5 Conclusion and Outlook

Our study shows that the method proposed by Volk et al. (2016) can be transferred successfully to a spoken language corpus like FOLK. An additional annotation layer can automatically be added in which information useful for frequency counts and corpus queries is represented with sufficient accuracy. Our analyses have also revealed approaches to optimising this procedure for either higher precision or higher recall.

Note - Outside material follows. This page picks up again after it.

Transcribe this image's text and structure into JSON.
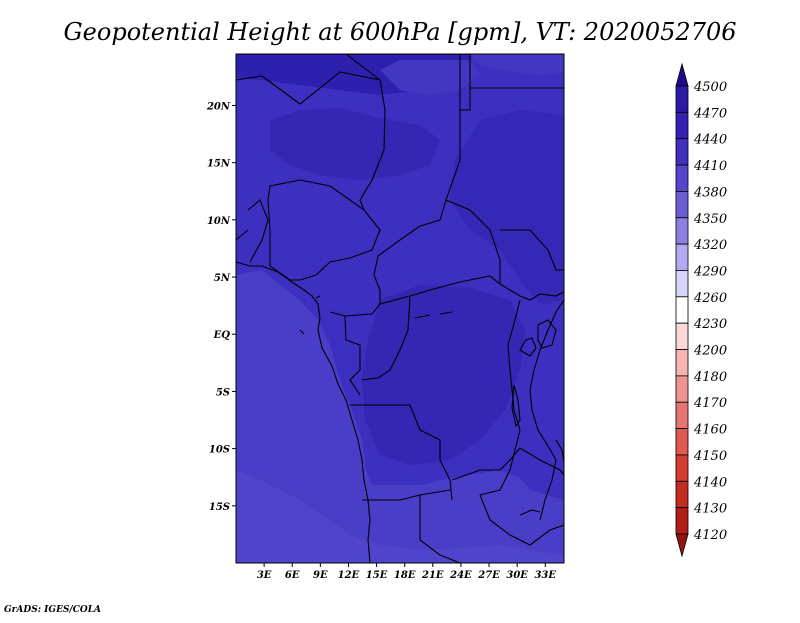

Another highly frequent phenomenon in spoken language, which is structurally similar and could thus be treated in an analogous manner, are pronominal adverbs (see also Kaiser and Schmidt (2016)). Here, too, we observe alternations between combined forms (example 13) and separated forms (example 14).

  1. (13)

    OB: (.) ich hab kohle dafür gekricht

  2. (14)

    CT: ja auf ihre (.) also das da zahln wir nix für

Using the same approach with different PoS tags (ADV and APPR) and a suitable list of pronominal adverbs may serve to reconstruct these forms. We plan to test this approach in the future.